WASHINGTON — Showdown at the U.N.

"All Members shall settle their international disputes by peaceful means in such a manner that international peace and security, and justice, are not endangered. All Members shall refrain in their international relations from the threat or use of force against the territorial integrity or political independence of any state, or in any other manner inconsistent with the Purposes of the United Nations … . The parties to any dispute, the continuance of which is likely to endanger the maintenance of international

peace and security, shall, first of all, seek a solution by negotiation, enquiry, mediation, conciliation, arbitration, judicial settlement, resort to regional agencies or arrangements, or other peaceful means of their own choice." — UN Charter (Chapter I, Article 2 and Chapter VI, Article 33)

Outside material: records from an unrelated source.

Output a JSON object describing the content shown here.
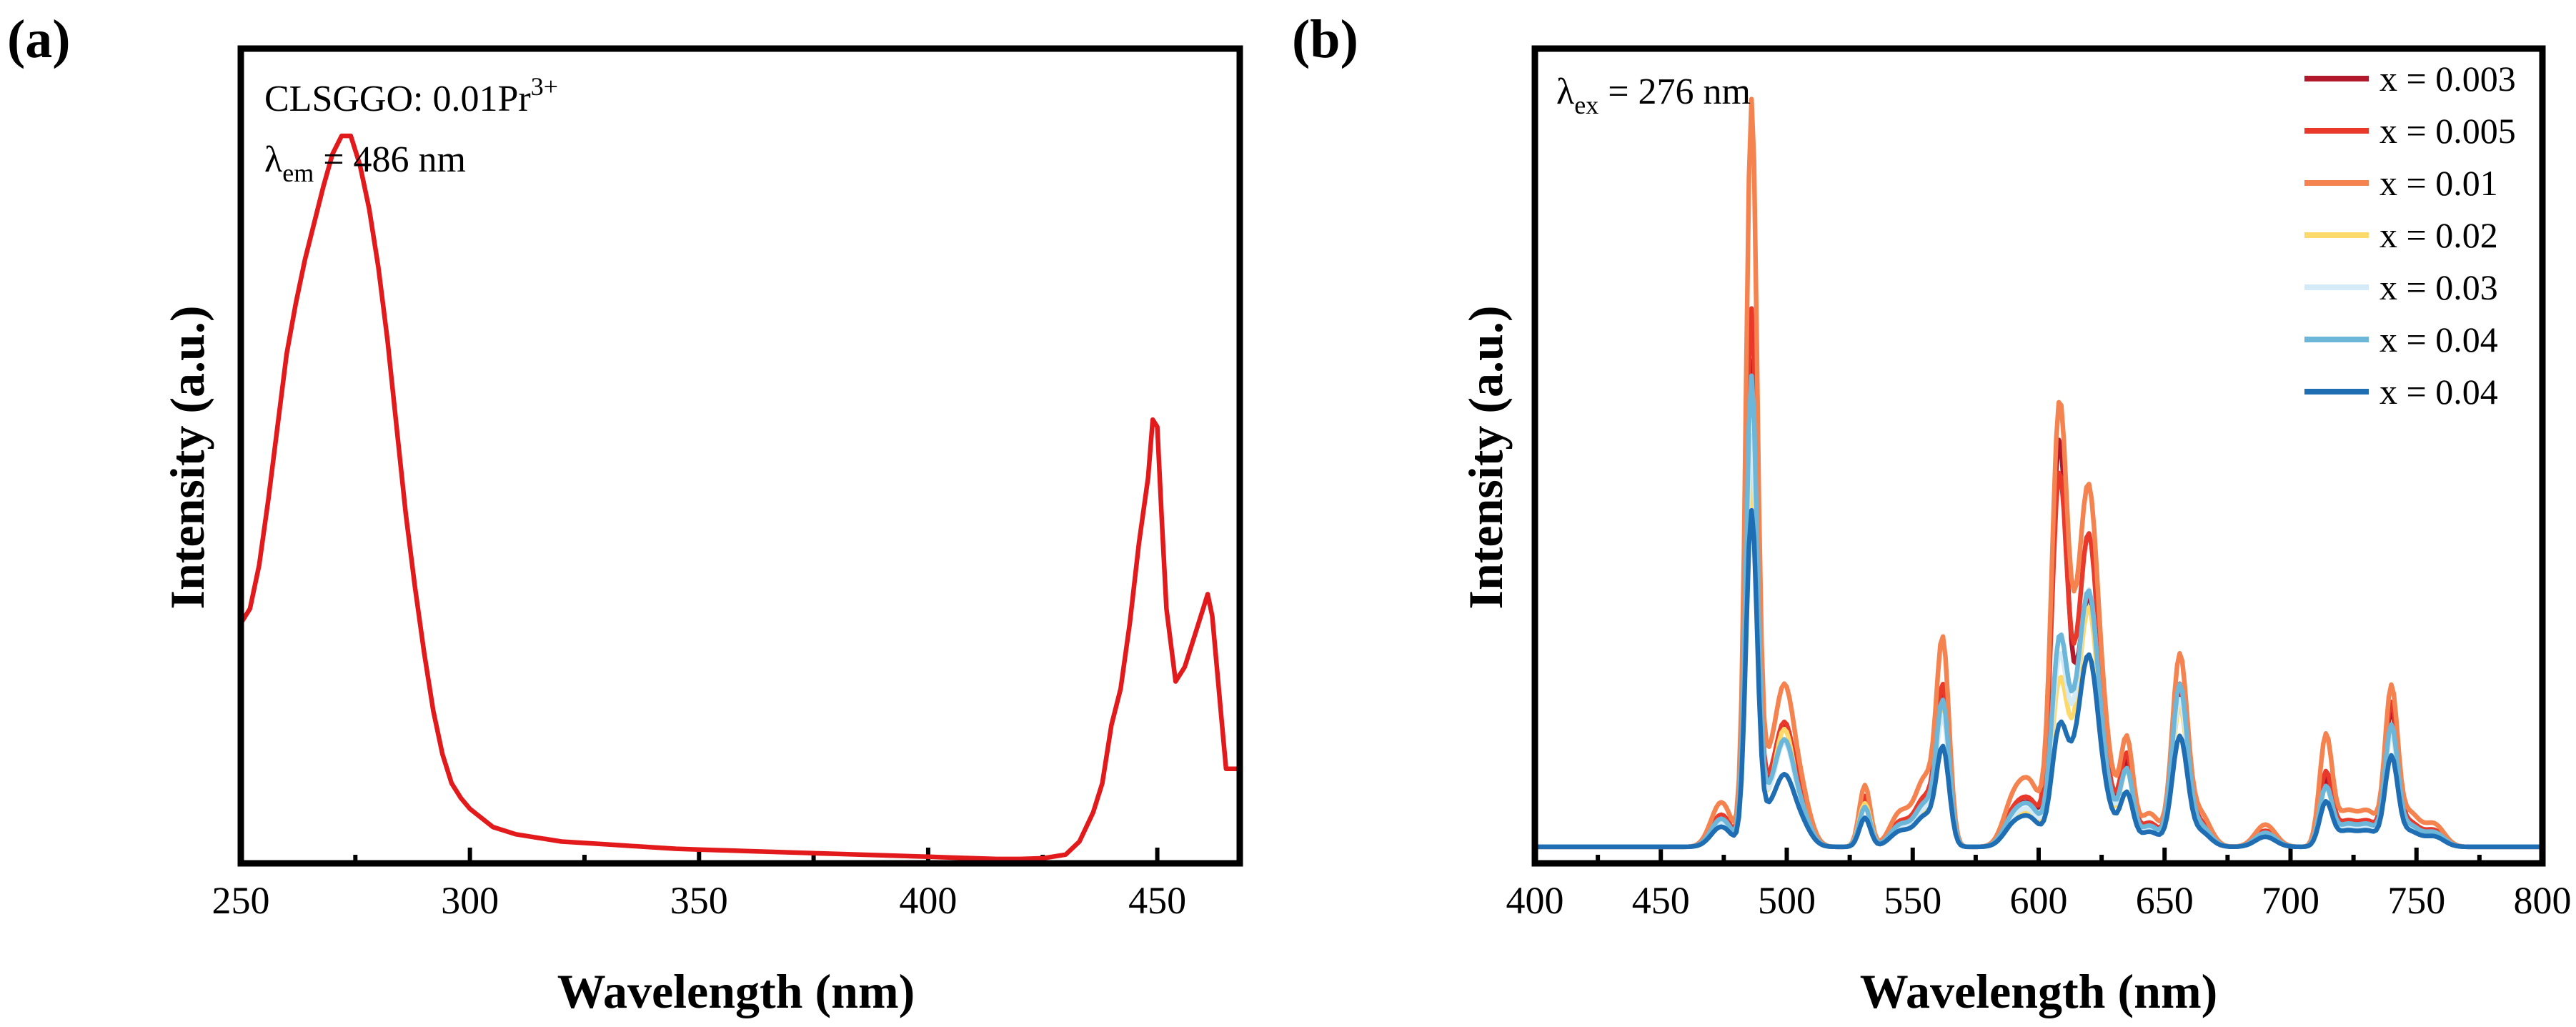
{
  "chart_data": [
    {
      "panel": "(a)",
      "type": "line",
      "title": "",
      "xlabel": "Wavelength (nm)",
      "ylabel": "Intensity (a.u.)",
      "xlim": [
        250,
        468
      ],
      "ylim": [
        0,
        1.12
      ],
      "xticks": [
        250,
        300,
        350,
        400,
        450
      ],
      "annotations": {
        "sample": {
          "prefix": "CLSGGO: 0.01Pr",
          "superscript": "3+"
        },
        "lambda": {
          "symbol": "λ",
          "sub": "em",
          "text": " = 486 nm"
        }
      },
      "series": [
        {
          "name": "CLSGGO: 0.01Pr3+",
          "color": "#e31a1c",
          "x": [
            250,
            252,
            254,
            256,
            258,
            260,
            262,
            264,
            266,
            268,
            270,
            272,
            274,
            276,
            278,
            280,
            282,
            284,
            286,
            288,
            290,
            292,
            294,
            296,
            298,
            300,
            305,
            310,
            315,
            320,
            325,
            330,
            335,
            340,
            345,
            350,
            355,
            360,
            365,
            370,
            375,
            380,
            385,
            390,
            395,
            400,
            405,
            410,
            415,
            420,
            425,
            430,
            433,
            436,
            438,
            440,
            442,
            444,
            446,
            448,
            449,
            450,
            451,
            452,
            453,
            454,
            456,
            458,
            460,
            461,
            462,
            463,
            464,
            465,
            466,
            468
          ],
          "values": [
            0.33,
            0.35,
            0.41,
            0.5,
            0.6,
            0.7,
            0.77,
            0.83,
            0.88,
            0.93,
            0.975,
            1.0,
            1.0,
            0.96,
            0.9,
            0.82,
            0.72,
            0.6,
            0.48,
            0.38,
            0.29,
            0.21,
            0.15,
            0.11,
            0.09,
            0.075,
            0.05,
            0.04,
            0.035,
            0.03,
            0.028,
            0.026,
            0.024,
            0.022,
            0.02,
            0.019,
            0.018,
            0.017,
            0.016,
            0.015,
            0.014,
            0.013,
            0.012,
            0.011,
            0.01,
            0.009,
            0.008,
            0.007,
            0.006,
            0.006,
            0.007,
            0.012,
            0.03,
            0.07,
            0.11,
            0.19,
            0.24,
            0.33,
            0.44,
            0.53,
            0.61,
            0.6,
            0.47,
            0.35,
            0.3,
            0.25,
            0.27,
            0.31,
            0.35,
            0.37,
            0.34,
            0.27,
            0.2,
            0.13,
            0.13,
            0.13
          ]
        }
      ]
    },
    {
      "panel": "(b)",
      "type": "line",
      "title": "",
      "xlabel": "Wavelength (nm)",
      "ylabel": "Intensity (a.u.)",
      "xlim": [
        400,
        800
      ],
      "ylim": [
        0,
        1.0
      ],
      "xticks": [
        400,
        450,
        500,
        550,
        600,
        650,
        700,
        750,
        800
      ],
      "annotations": {
        "lambda": {
          "symbol": "λ",
          "sub": "ex",
          "text": " = 276 nm"
        }
      },
      "legend_position": "top-right",
      "peaks_nm": [
        486,
        499,
        531,
        562,
        608,
        620,
        635,
        656,
        714,
        740
      ],
      "series": [
        {
          "name": "x = 0.003",
          "color": "#b2182b",
          "peaks": [
            0.65,
            0.14,
            0.065,
            0.2,
            0.52,
            0.28,
            0.11,
            0.21,
            0.09,
            0.18
          ]
        },
        {
          "name": "x = 0.005",
          "color": "#e8392b",
          "peaks": [
            0.72,
            0.14,
            0.07,
            0.21,
            0.47,
            0.36,
            0.12,
            0.22,
            0.1,
            0.19
          ]
        },
        {
          "name": "x = 0.01",
          "color": "#f4834f",
          "peaks": [
            1.0,
            0.18,
            0.085,
            0.27,
            0.55,
            0.4,
            0.14,
            0.26,
            0.15,
            0.21
          ]
        },
        {
          "name": "x = 0.02",
          "color": "#fdd86a",
          "peaks": [
            0.5,
            0.14,
            0.06,
            0.18,
            0.2,
            0.28,
            0.1,
            0.19,
            0.08,
            0.15
          ]
        },
        {
          "name": "x = 0.03",
          "color": "#d4eaf6",
          "peaks": [
            0.55,
            0.12,
            0.055,
            0.17,
            0.23,
            0.3,
            0.1,
            0.2,
            0.08,
            0.15
          ]
        },
        {
          "name": "x = 0.04",
          "color": "#6cb7d9",
          "peaks": [
            0.63,
            0.12,
            0.055,
            0.19,
            0.25,
            0.29,
            0.1,
            0.22,
            0.08,
            0.16
          ]
        },
        {
          "name": "x = 0.04",
          "color": "#1f6eb3",
          "peaks": [
            0.45,
            0.08,
            0.04,
            0.13,
            0.14,
            0.22,
            0.07,
            0.15,
            0.06,
            0.12
          ]
        }
      ]
    }
  ]
}
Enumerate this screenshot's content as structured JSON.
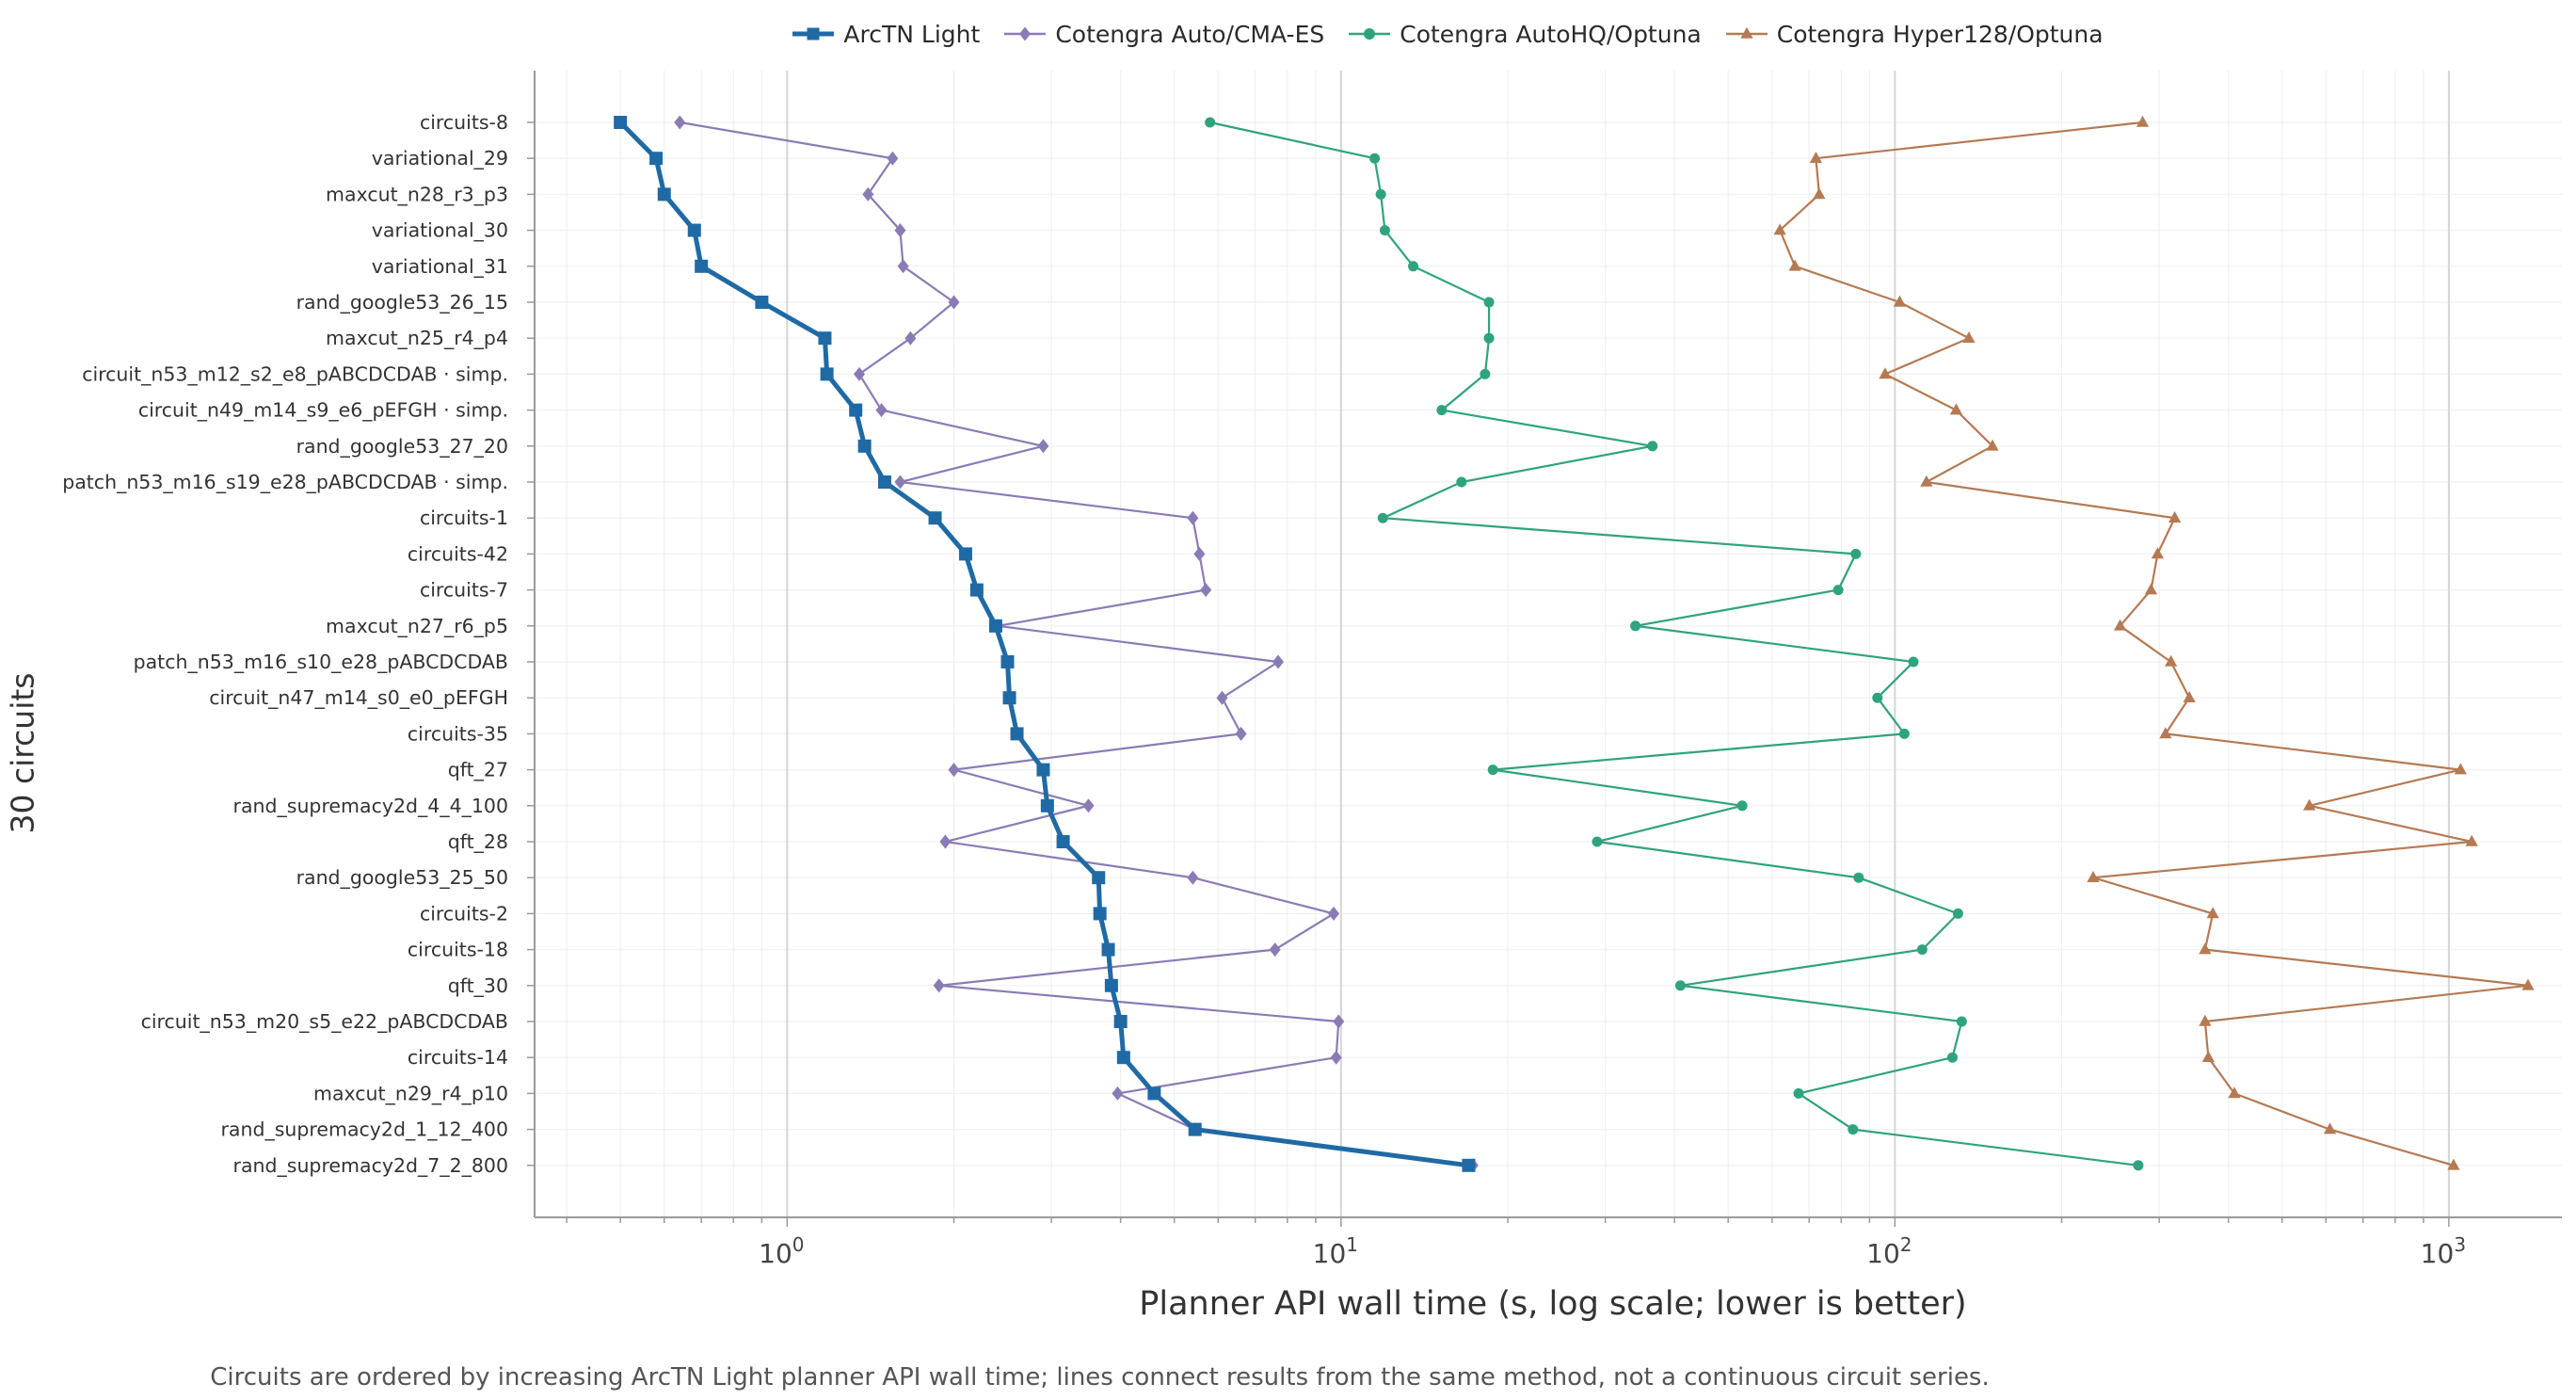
{
  "chart_data": {
    "type": "line",
    "xlabel": "Planner API wall time (s, log scale; lower is better)",
    "ylabel": "30 circuits",
    "xscale": "log",
    "xlim": [
      0.35,
      1600
    ],
    "x_tick_labels": [
      "10^0",
      "10^1",
      "10^2",
      "10^3"
    ],
    "grid": true,
    "legend_position": "top-center",
    "caption": "Circuits are ordered by increasing ArcTN Light planner API wall time; lines connect results from the same method, not a continuous circuit series.",
    "categories": [
      "circuits-8",
      "variational_29",
      "maxcut_n28_r3_p3",
      "variational_30",
      "variational_31",
      "rand_google53_26_15",
      "maxcut_n25_r4_p4",
      "circuit_n53_m12_s2_e8_pABCDCDAB · simp.",
      "circuit_n49_m14_s9_e6_pEFGH · simp.",
      "rand_google53_27_20",
      "patch_n53_m16_s19_e28_pABCDCDAB · simp.",
      "circuits-1",
      "circuits-42",
      "circuits-7",
      "maxcut_n27_r6_p5",
      "patch_n53_m16_s10_e28_pABCDCDAB",
      "circuit_n47_m14_s0_e0_pEFGH",
      "circuits-35",
      "qft_27",
      "rand_supremacy2d_4_4_100",
      "qft_28",
      "rand_google53_25_50",
      "circuits-2",
      "circuits-18",
      "qft_30",
      "circuit_n53_m20_s5_e22_pABCDCDAB",
      "circuits-14",
      "maxcut_n29_r4_p10",
      "rand_supremacy2d_1_12_400",
      "rand_supremacy2d_7_2_800"
    ],
    "series": [
      {
        "name": "ArcTN Light",
        "color": "#1f6aa5",
        "marker": "square",
        "values": [
          0.5,
          0.58,
          0.6,
          0.68,
          0.7,
          0.9,
          1.17,
          1.18,
          1.33,
          1.38,
          1.5,
          1.85,
          2.1,
          2.2,
          2.38,
          2.5,
          2.52,
          2.6,
          2.9,
          2.95,
          3.15,
          3.65,
          3.67,
          3.8,
          3.85,
          4.0,
          4.05,
          4.6,
          5.45,
          17.0
        ]
      },
      {
        "name": "Cotengra Auto/CMA-ES",
        "color": "#8b7bb5",
        "marker": "diamond",
        "values": [
          0.64,
          1.55,
          1.4,
          1.6,
          1.62,
          2.0,
          1.67,
          1.35,
          1.48,
          2.9,
          1.6,
          5.4,
          5.55,
          5.7,
          2.4,
          7.7,
          6.1,
          6.6,
          2.0,
          3.5,
          1.93,
          5.4,
          9.7,
          7.6,
          1.88,
          9.9,
          9.8,
          3.95,
          5.45,
          17.3
        ]
      },
      {
        "name": "Cotengra AutoHQ/Optuna",
        "color": "#2fa37f",
        "marker": "circle",
        "values": [
          5.8,
          11.5,
          11.8,
          12.0,
          13.5,
          18.5,
          18.5,
          18.2,
          15.2,
          36.5,
          16.5,
          11.9,
          85.0,
          79.0,
          34.0,
          108.0,
          93.0,
          104.0,
          18.8,
          53.0,
          29.0,
          86.0,
          130.0,
          112.0,
          41.0,
          132.0,
          127.0,
          67.0,
          84.0,
          275.0
        ]
      },
      {
        "name": "Cotengra Hyper128/Optuna",
        "color": "#b57a53",
        "marker": "triangle",
        "values": [
          280.0,
          72.0,
          73.0,
          62.0,
          66.0,
          102.0,
          136.0,
          96.0,
          129.0,
          150.0,
          114.0,
          320.0,
          298.0,
          290.0,
          255.0,
          315.0,
          340.0,
          308.0,
          1050.0,
          560.0,
          1100.0,
          228.0,
          375.0,
          363.0,
          1390.0,
          363.0,
          368.0,
          410.0,
          610.0,
          1020.0
        ]
      }
    ]
  }
}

"We must make clear to the Germans that the wrong for which their fallen leaders are on trial is not that they lost the war, but that they started it. And we must not allow ourselves to be drawn into a trial of the causes of the war, for our position is that no grievances or policies will justify resort to aggressive war. It is utterly renounced and condemned as an instrument of policy." — Supreme Court Justice Robert L. Jackson, U.S. Representative to the International Conference on Military Trials, August 12, 1945

—Michael Ratner, president of the Center for Constitutional Rights.

"The U.S. government is already violating the U.N. Charter by its threatened use of force and current bombing of Iraq. Bush is going the 'last mile' with diplomacy — the last mile to coerce other members and get a fig leaf for war."

—Roberto Rodriguez, co-author of the syndicated "Column of the Americas.

"The U.S. government is not continuing to push out of moral reasons … Rather, it is bribing and blackmailing countries at the United Nations."